Long before backyard barbecues and smokehouses, early humans may have figured out how to keep their meat fresh the old-fashioned way—by smoking it over a fire. A new study from Tel Aviv University suggests that our ancestors were preserving meat with fire nearly a million years ago, not just roasting it for flavor.

According to archaeologists Dr. Miki Ben-Dor and Prof. Ran Barkai, Homo erectus likely lit fires to protect huge kills—like elephants or hippos—from both hungry predators and spoilage. “Fire served two essential purposes for early humans—first, to safeguard large game from other predators and scavengers… and second, to preserve the meat through smoking and drying,” the researchers explain.

Their theory challenges the long-held assumption that early fire use was mostly about cooking. Instead, it paints a picture of early humans as strategic survivalists, using fire like a prehistoric refrigerator.

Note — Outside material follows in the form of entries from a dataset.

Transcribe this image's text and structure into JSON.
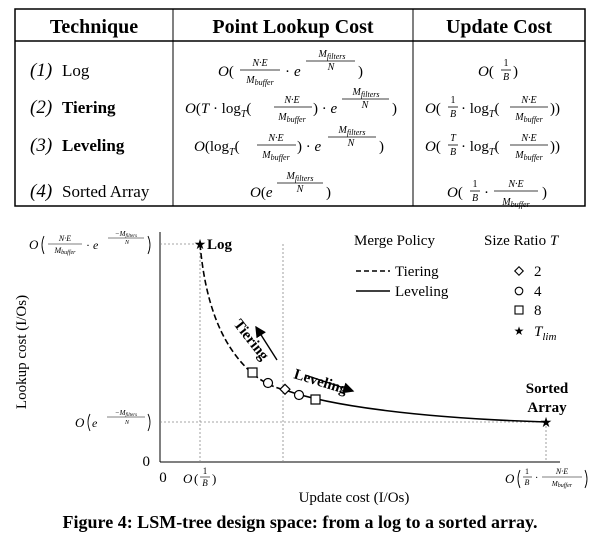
{
  "table": {
    "headers": [
      "Technique",
      "Point Lookup Cost",
      "Update Cost"
    ],
    "rows": [
      {
        "num": "(1)",
        "name": "Log",
        "name_bold": false
      },
      {
        "num": "(2)",
        "name": "Tiering",
        "name_bold": true
      },
      {
        "num": "(3)",
        "name": "Leveling",
        "name_bold": true
      },
      {
        "num": "(4)",
        "name": "Sorted Array",
        "name_bold": false
      }
    ]
  },
  "plot": {
    "x_axis_label": "Update cost (I/Os)",
    "y_axis_label": "Lookup cost (I/Os)",
    "x_zero": "0",
    "y_zero": "0",
    "point_log": "Log",
    "point_sorted_1": "Sorted",
    "point_sorted_2": "Array",
    "tiering_label": "Tiering",
    "leveling_label": "Leveling",
    "legend": {
      "merge_title": "Merge Policy",
      "merge_items": [
        "Tiering",
        "Leveling"
      ],
      "size_title": "Size Ratio",
      "size_symbol": "T",
      "size_items": [
        "2",
        "4",
        "8"
      ]
    }
  },
  "caption": "Figure 4: LSM-tree design space: from a log to a sorted array."
}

The duo studied nine ancient sites across Israel, Africa, and Spain, all dating between 1.8 million and 800,000 years ago. At each location, archaeologists found animal bones and evidence of fire—but no signs of actual cooking, like burnt bones. That got Ben-Dor and Barkai thinking: maybe fire was about preservation, not preparation.

Burnt fallow deer bones from Qesem Cave. (Qesem Cave Project/Tel Aviv University)

Barkai calls the origins of fire use “a burning topic” in prehistoric research. Their idea fits into a larger theory they’ve been building—that early human evolution was shaped by a dependence on large animals, and that losing access to those calorie-rich sources forced major changes in how we lived.